Storage Lesion

Now that's a office style storage lesion!

Blood transfusions have saved countless lives by replacing lost or deficient blood components, such as red blood cells (RBCs), platelets, and plasma. However, the quality and effectiveness of blood products can be affected by storage time, leading to a set of changes known as storage lesion. In this article, we'll explore what storage lesion is, how it affects blood products, and why fresher blood may be better for some people.

What is Storage Lesion in Blood Products?

Storage lesion refers to the changes that occur in blood products over time, particularly during refrigerated storage. These changes can affect the viability, function, and safety of the blood components, and may vary depending on the type of product and storage conditions. Some of the common changes associated with storage lesion in blood products include:

• Reduced levels of adenosine triphosphate (ATP), which is essential for energy metabolism and cell membrane integrity;
• Increased levels of reactive oxygen species (ROS), which can damage cell membranes, proteins, and DNA;
• Loss of membrane flexibility and deformability, which can impair oxygen delivery and hemostasis;
• Alterations in blood cell surface markers and activation status, which can affect immune responses and thrombosis;
• Changes in coagulation factors, complement proteins, and cytokines, which can modulate inflammation and immune reactions.
• Decreased pH: During storage, the pH of blood products can decrease, which can impair the function of enzymes and other proteins in the blood.

These changes can have important clinical implications for patients who receive transfusions, especially those who are critically ill, have underlying diseases, or require frequent transfusions. For example, storage lesion in RBCs can cause an increase in potassium levels and an increase in free hemoglobin, which can lead to hyperkalemia and hemolysis in susceptible patients. Moreover, storage lesion can compromise oxygen delivery, exacerbate inflammation, and increase the risk of transfusion-related complications, such as transfusion-associated circulatory overload (TACO), transfusion-related acute lung injury (TRALI), and transfusion-transmitted infections (TTIs).

Platelet Storage Lesion

During platelet storage, several biochemical and physiological changes can occur, collectively known as the platelet storage lesion. Some of the common changes associated with the platelet storage lesion include:

• Loss of platelet function: Platelets stored for longer durations may become less effective at forming blood clots or adhering to damaged blood vessels.
• Activation of platelets: Platelets can become activated during storage, leading to the release of proinflammatory and procoagulant substances, such as cytokines, thromboxane A2, and platelet factor 4.
• Loss of platelet viability: Platelets can undergo apoptosis or programmed cell death during storage, leading to a reduced number of viable cells.
• Changes in platelet membrane structure and composition: Platelets stored for longer durations may undergo structural changes in their membranes, such as increased lipid peroxidation, which can impair their function and survival.
• Bacterial contamination: Platelet storage bags and units can become contaminated with bacteria, which can cause transfusion-related infections and other complications.

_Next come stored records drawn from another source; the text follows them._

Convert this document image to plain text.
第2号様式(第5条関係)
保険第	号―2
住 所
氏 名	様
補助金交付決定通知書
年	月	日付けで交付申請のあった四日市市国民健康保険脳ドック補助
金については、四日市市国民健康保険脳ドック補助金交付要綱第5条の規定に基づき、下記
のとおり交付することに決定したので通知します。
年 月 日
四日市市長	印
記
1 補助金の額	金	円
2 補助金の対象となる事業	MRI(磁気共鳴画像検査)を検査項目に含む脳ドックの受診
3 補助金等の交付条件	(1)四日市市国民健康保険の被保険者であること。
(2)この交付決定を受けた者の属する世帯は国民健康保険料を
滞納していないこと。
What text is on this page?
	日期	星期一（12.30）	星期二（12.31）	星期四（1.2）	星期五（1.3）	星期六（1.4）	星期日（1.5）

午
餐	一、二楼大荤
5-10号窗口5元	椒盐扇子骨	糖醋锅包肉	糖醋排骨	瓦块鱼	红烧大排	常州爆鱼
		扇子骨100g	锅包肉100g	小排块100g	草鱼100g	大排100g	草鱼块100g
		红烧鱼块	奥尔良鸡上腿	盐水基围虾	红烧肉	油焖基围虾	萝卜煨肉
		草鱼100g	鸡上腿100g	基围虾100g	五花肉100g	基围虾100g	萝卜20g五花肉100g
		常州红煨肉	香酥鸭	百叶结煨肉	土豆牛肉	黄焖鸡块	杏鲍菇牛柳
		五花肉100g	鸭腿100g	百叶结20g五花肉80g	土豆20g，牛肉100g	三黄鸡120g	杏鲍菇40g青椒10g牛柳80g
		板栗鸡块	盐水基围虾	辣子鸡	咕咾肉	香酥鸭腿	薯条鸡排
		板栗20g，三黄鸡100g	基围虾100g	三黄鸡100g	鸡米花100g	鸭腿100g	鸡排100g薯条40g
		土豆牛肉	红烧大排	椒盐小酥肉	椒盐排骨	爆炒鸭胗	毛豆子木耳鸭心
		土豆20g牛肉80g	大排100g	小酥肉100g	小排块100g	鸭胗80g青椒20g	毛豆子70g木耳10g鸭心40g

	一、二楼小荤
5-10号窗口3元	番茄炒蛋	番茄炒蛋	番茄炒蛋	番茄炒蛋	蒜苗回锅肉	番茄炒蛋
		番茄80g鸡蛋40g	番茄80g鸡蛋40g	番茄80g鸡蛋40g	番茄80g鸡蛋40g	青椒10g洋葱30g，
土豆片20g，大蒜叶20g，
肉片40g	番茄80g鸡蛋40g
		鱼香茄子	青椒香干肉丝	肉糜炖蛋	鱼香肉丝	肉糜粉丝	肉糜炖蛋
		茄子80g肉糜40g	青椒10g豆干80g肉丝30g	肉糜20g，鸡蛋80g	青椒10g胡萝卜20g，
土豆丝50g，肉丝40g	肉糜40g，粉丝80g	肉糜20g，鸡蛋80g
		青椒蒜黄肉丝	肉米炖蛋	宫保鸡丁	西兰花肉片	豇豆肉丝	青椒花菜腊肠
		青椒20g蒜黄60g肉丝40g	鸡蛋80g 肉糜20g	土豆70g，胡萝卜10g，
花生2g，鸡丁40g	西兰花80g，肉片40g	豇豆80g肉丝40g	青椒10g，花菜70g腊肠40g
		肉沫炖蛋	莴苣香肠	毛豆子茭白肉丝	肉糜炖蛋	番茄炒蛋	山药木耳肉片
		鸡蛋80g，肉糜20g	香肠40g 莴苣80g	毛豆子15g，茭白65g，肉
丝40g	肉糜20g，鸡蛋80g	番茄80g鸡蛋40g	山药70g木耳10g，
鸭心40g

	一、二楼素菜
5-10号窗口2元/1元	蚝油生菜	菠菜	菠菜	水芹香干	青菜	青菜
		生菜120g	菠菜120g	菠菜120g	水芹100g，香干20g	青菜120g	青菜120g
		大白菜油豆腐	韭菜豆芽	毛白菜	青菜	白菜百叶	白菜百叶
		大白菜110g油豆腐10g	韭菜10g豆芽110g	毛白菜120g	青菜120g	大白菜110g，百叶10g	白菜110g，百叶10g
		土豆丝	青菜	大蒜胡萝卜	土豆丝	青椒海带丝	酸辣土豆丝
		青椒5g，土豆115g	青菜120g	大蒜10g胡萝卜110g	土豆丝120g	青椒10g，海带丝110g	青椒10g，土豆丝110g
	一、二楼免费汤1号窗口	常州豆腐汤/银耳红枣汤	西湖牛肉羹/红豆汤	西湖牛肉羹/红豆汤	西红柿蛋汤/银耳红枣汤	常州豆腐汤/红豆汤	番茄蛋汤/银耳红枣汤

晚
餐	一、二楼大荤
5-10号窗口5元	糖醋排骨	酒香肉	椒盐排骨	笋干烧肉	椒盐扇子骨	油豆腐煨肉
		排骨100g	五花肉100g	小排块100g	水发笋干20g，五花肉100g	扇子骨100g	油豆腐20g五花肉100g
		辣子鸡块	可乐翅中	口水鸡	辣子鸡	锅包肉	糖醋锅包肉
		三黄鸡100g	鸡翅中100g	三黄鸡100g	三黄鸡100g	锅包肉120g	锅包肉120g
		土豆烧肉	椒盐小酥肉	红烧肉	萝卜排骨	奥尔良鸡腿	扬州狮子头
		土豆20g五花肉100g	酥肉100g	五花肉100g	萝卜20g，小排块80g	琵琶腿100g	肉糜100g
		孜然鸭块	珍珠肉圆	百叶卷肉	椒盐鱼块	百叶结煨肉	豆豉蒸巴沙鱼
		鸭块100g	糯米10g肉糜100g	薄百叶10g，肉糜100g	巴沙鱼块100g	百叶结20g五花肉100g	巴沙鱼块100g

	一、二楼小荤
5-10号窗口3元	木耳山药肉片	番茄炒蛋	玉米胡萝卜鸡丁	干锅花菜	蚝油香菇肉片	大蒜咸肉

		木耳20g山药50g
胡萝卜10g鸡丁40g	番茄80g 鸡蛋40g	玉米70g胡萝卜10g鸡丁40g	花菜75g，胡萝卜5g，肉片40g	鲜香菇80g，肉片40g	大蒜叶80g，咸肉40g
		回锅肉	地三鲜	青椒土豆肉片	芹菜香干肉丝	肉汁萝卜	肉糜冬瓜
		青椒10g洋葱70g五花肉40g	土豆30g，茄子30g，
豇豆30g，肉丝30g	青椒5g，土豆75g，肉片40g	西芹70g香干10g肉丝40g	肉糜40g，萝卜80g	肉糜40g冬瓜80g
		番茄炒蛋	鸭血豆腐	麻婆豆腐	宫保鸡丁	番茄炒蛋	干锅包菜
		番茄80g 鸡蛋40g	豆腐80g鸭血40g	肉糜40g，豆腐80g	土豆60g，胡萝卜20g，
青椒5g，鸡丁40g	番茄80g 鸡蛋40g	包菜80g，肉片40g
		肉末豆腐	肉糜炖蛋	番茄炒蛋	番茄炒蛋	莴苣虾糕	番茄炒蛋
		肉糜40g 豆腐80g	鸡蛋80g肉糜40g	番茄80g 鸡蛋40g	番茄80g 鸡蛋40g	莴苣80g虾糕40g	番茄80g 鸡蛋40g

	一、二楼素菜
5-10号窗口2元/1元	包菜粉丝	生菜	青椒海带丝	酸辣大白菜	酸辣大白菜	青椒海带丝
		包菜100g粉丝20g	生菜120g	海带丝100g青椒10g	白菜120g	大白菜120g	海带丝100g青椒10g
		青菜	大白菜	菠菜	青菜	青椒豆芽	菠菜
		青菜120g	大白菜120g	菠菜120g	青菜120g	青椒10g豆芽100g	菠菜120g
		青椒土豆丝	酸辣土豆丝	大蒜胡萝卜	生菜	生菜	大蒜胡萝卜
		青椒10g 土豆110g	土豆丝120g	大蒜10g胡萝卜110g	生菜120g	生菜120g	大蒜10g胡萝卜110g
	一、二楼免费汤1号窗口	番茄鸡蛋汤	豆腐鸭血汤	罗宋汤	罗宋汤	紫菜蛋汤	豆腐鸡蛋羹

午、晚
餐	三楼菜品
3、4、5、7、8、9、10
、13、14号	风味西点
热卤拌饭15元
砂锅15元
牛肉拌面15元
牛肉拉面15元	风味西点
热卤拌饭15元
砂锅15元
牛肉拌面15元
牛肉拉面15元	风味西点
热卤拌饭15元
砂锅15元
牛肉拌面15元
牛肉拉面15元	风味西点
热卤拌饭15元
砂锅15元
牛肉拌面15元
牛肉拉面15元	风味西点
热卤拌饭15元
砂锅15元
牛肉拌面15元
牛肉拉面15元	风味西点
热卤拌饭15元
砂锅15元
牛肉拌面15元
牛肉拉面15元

Why Fresher Blood May Be Better for Some People?

Given the potential adverse effects of storage lesion in blood products, researchers and clinicians have explored various strategies to minimize its impact. One of these strategies is to use fresher blood, i.e., blood that has been stored for a shorter duration. This approach is based on the hypothesis that fresher blood has fewer storage lesions and, therefore, may be more effective and safer for some patients.

Several studies have investigated the association between blood storage time and clinical outcomes in various patient populations. For example, a randomized controlled trial published in the New England Journal of Medicine in 2015 found that transfusion of fresher RBCs (stored for less than 10 days) did not improve mortality or morbidity in critically ill adults compared to standard-issue RBCs (stored for up to 42 days). However, the study also showed that fresher blood was associated with a lower risk of new-onset multiple organ failure, suggesting a potential benefit for specific subgroups of patients.

Another study published in JAMA in 2021 analyzed data from nearly 300,000 transfusions in more than 80,000 patients and found that fresher RBCs were associated with a lower risk of in-hospital mortality and complications, especially in patients with sepsis, acute respiratory distress syndrome (ARDS), and cardiac surgery. The study also reported that fresher RBCs had higher levels of ATP, lower levels of potassium, and less hemolysis than older RBCs, supporting the hypothesis that storage lesion contributes to the adverse effects of blood transfusions.

However, using fresher blood may not be feasible or cost-effective in all settings. Physicians should order and use judiciously, and transfusion centers should be sure to double check with the physician before proceeding.